Dwight Yoakam: Weary And Wary On '3 Pears'

Originally published on Fri December 14, 2012 5:06 pm

Dwight Yoakam persists in mixing genres in a way that may leave him out of the country mainstream, but puts him in a good position to make a personal album with some of his best music.

Yoakam has been trying to carve out his place in the music industry for decades now, with regular side-trips into the film industry as an actor. In a way, this is a key to the difficulty he's had maintaining the visibility he deserves. The feeling that Yoakam is acting out the role of a country star, and the idea that he not-so-secretly feels he's slightly above the genre he tries to write hits for, is a feeling that persists among many. Yoakam's admirers, of whom I am very much one, see him differently. As is abundantly clear on his new album 3 Pears, he declines to fit into market categories for very long, jumping within each album from nasal-nirvana honky-tonk to ringing pop-rock songs such as "A Heart Like Mine."

"A Heart Like Mine" has the reverberations and hand-clap percussion of 1960s British Invasion rock, and was co-produced by Beck, a singer-songwriter not known for his country-music affiliations. Yoakam liked the Martin Scorsese documentary about George Harrison, Living in the Material World, and 3 Pears takes its title from a scene in which John Lennon plays around with three pairs of glasses. It's inspired one of the two best songs on the album.
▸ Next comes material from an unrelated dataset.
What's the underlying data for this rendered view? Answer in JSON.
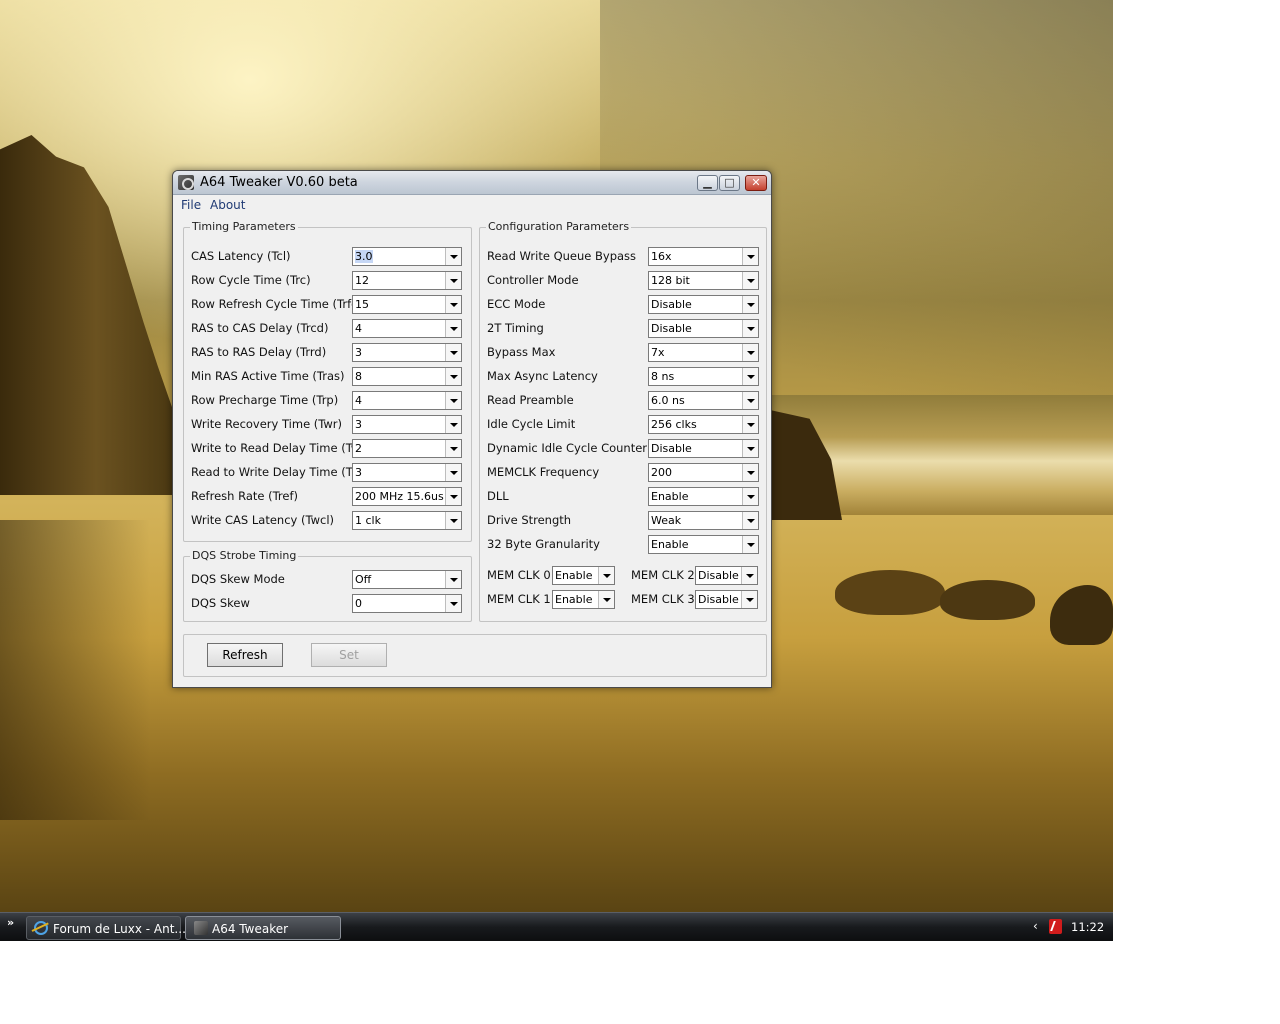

Pop-music critic Don McLeese has a new book out called Dwight Yoakam: A Thousand Miles From Nowhere. It does a fine job of chronicling the wayward path Yoakam's career has taken, starting as a Kentucky-born self-proclaimed hillbilly who found initial recognition in early-'80s Los Angeles in the last throes of punk rock. He was pushing back-to-basics music at a time when Garth Brooks and Urban Cowboy pop-country was ascendant. Yoakam's period as a hit country act in the late '80s, nevertheless, has always left him positioned as an outsider, and he's never even enjoyed the rock-critic good press that colleagues such as Lucinda Williams and Steve Earle enjoyed. Chalk it up to orneriness, to the tired old plaint of lacking authenticity, but Yoakam has traveled not merely a lonely road but a career path he had to pave essentially by himself. One notable thing about all this is how artfully such struggle surfaces in his music, particularly in tracks like "Long Way to Go."
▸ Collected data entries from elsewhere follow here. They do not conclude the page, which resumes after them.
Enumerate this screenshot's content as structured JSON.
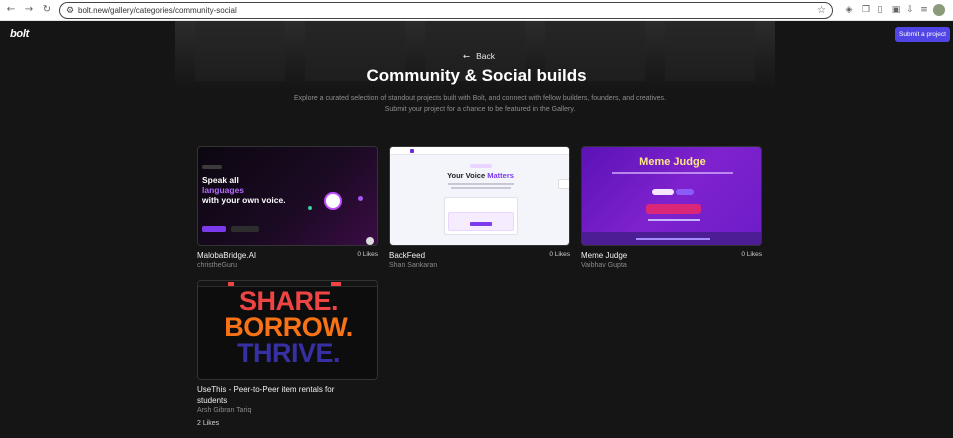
{
  "browser": {
    "url": "bolt.new/gallery/categories/community-social"
  },
  "header": {
    "logo": "bolt",
    "submit_label": "Submit a project"
  },
  "hero": {
    "back_label": "Back",
    "title": "Community & Social builds",
    "description": "Explore a curated selection of standout projects built with Bolt, and connect with fellow builders, founders, and creatives. Submit your project for a chance to be featured in the Gallery."
  },
  "cards": [
    {
      "name": "MalobaBridge.AI",
      "author": "christheGuru",
      "likes": "0 Likes",
      "thumb": {
        "line1": "Speak all",
        "line2": "languages",
        "line3": "with your own voice."
      }
    },
    {
      "name": "BackFeed",
      "author": "Shan Sankaran",
      "likes": "0 Likes",
      "thumb": {
        "headline": "Your Voice",
        "headline_accent": "Matters"
      }
    },
    {
      "name": "Meme Judge",
      "author": "Vaibhav Gupta",
      "likes": "0 Likes",
      "thumb": {
        "headline": "Meme Judge"
      }
    },
    {
      "name": "UseThis - Peer-to-Peer item rentals for students",
      "author": "Arsh Gibran Tariq",
      "likes": "2 Likes",
      "thumb": {
        "word1": "SHARE.",
        "word2": "BORROW.",
        "word3": "THRIVE."
      }
    }
  ],
  "colors": {
    "accent": "#4f46e5",
    "share": "#ef4444",
    "borrow": "#f97316",
    "thrive": "#3730a3"
  }
}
Dwight Yoakam's song about how there's "still such a long way to go" could be said of his career. You get the feeling that he's a little bit weary, and quite a bit wary. He's a guy who, essentially, wants to sing about having his heart broken, whether it's by a woman or by thwarted ambition. Both of which are great, eternal subjects around which he's now built something close to a great album.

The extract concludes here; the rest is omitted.